IBM already had technology that could measure extremely subtle forces among atoms, but a nanotechnology development a the company's Zurich Research Laboratory shows a new level of sensitivity: the ability to distinguish positively charged atoms from those that are neutral or negatively charged.
Researchers at the Zurich lab, along with colleagues at the University of Regensburg and Utrecht University, used an atomic force microscope (AFM) with a tuning-fork detector arrangement on the tip of its probe to distinguish among gold atoms that were positively charged, neutral, or negatively charged. The researchers describe their approach in the June 12 issue of Science.

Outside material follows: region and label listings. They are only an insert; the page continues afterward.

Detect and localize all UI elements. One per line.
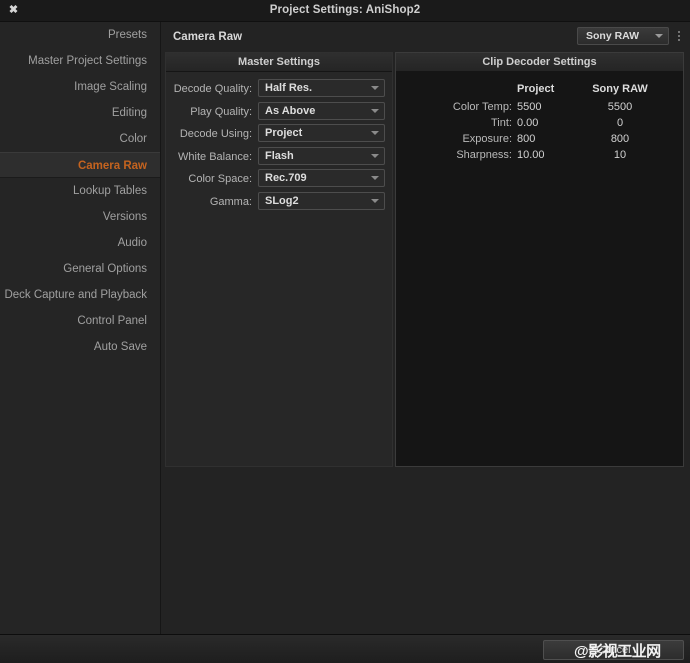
titlebar: ✖ Project Settings: AniShop2 — [0, 0, 690, 22]
content-header: Camera Raw Sony RAW — [162, 22, 690, 52]
master-setting-label: Color Space: — [188, 173, 252, 185]
master-setting-row: Play Quality: As Above — [166, 101, 394, 124]
master-setting-label: Decode Quality: — [173, 83, 252, 95]
master-setting-dropdown[interactable]: Flash — [258, 146, 385, 165]
master-setting-row: White Balance: Flash — [166, 146, 394, 169]
master-settings-panel: Master Settings Decode Quality: Half Res.… — [165, 52, 393, 467]
clip-decoder-row: Exposure: 800 800 — [396, 131, 683, 147]
master-setting-label: Gamma: — [209, 195, 252, 208]
preset-select-value: Sony RAW — [586, 30, 640, 42]
clip-decoder-header-row: Project Sony RAW — [396, 81, 683, 97]
sidebar-item-image-scaling[interactable]: Image Scaling — [0, 74, 160, 100]
sidebar-item-color[interactable]: Color — [0, 126, 160, 152]
sidebar-item-versions[interactable]: Versions — [0, 204, 160, 230]
camera-raw-preset-select[interactable]: Sony RAW — [577, 27, 669, 45]
sidebar-item-general-options[interactable]: General Options — [0, 256, 160, 282]
window-title: Project Settings: AniShop2 — [269, 4, 421, 16]
clip-decoder-label: Sharpness: — [456, 149, 512, 161]
sidebar-item-audio[interactable]: Audio — [0, 230, 160, 256]
chevron-down-icon — [371, 131, 379, 135]
content-area: Camera Raw Sony RAW Master Settings Deco… — [162, 22, 690, 634]
master-setting-value: Rec.709 — [265, 172, 307, 184]
kebab-dot — [678, 35, 680, 37]
sidebar-item-camera-raw[interactable]: Camera Raw — [0, 152, 160, 178]
master-setting-value: As Above — [265, 104, 316, 117]
page-title: Camera Raw — [173, 31, 243, 43]
master-setting-label: White Balance: — [178, 150, 252, 163]
master-setting-value: Flash — [265, 149, 294, 162]
chevron-down-icon — [371, 108, 379, 113]
cancel-button-label: Cancel — [596, 644, 631, 656]
kebab-dot — [678, 31, 680, 33]
master-setting-dropdown[interactable]: SLog2 — [258, 191, 385, 210]
footer-bar: Cancel — [0, 634, 690, 663]
clip-decoder-settings-header: Clip Decoder Settings — [396, 53, 683, 72]
kebab-dot — [678, 39, 680, 41]
clip-decoder-row: Tint: 0.00 0 — [396, 115, 683, 131]
clip-decoder-label: Color Temp: — [452, 101, 512, 113]
clip-decoder-row: Sharpness: 10.00 10 — [396, 147, 683, 163]
sidebar-item-master-project-settings[interactable]: Master Project Settings — [0, 48, 160, 74]
clip-decoder-raw-value: 5500 — [607, 101, 633, 113]
master-setting-row: Gamma: SLog2 — [166, 191, 394, 214]
master-setting-value: SLog2 — [265, 194, 299, 207]
master-settings-header: Master Settings — [166, 53, 392, 72]
clip-decoder-raw-value: 10 — [613, 149, 627, 161]
chevron-down-icon — [371, 198, 379, 203]
sidebar-item-lookup-tables[interactable]: Lookup Tables — [0, 178, 160, 204]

"The AFM with single-electron-charge sensitivity is a powerful tool to explore the charge transfer in molecule complexes, providing us with crucial insights and new physics to what might one day lead to revolutionary computing devices and concepts," said Gerhard Meyer, who IBM's work with the AFM and its precursor, the scanning tunneling microscope (STM), in a statement.
Just how sensitive, exactly? IBM says the arrangement can detect a force less than 1 piconewton, which for comparison is the force of gravitational attraction of two adults a half kilometer apart. And according to Wolfram Alpha, it takes a force of 65 piconewtons to pull a strand of DNA apart by pulling on each end.
IBM has been steadily advancing its atomic-level research for years, using its technology to detect, move, and now study individual atoms. This nanotechnology research is far from practical today for the holy grail of nanotechnology, mass-producing devices by assembling them atom by atom, but it's a step in that direction.
The new technology could help with a variety of research areas, IBM argues: molecular electronics for nanocomputing devices, catalysis of chemical reactions, and the inner workings of solar cells' conversion of light energy into electrical energy.
"Mapping the charge distribution on the atomic scale might deliver insight into fundamental processes in these fields," said IBM researcher Leo Gross.
It's hard to precisely study individual atoms--the warmer the temperature, the more they jiggle. To reach the new sensitivity level, the researchers had to chill their experimental apparatus to 5 kelvin, or minus 451 Fahrenheit.
An atomic force microscope works by measuring the attractive force between its tip and atoms below. To achieve greater sensitivity, the researchers attached a two-prong tuning fork that vibrates at a certain natural frequency. Moving it closer to atoms subtly speeds or slows this natural resonant frequency.
One reason the research is significant: molecular electronics use substrates that don't conduct electricity. Scanning tunneling microscopes, though, require a conducting substrate beneath the molecule in question, IBM said.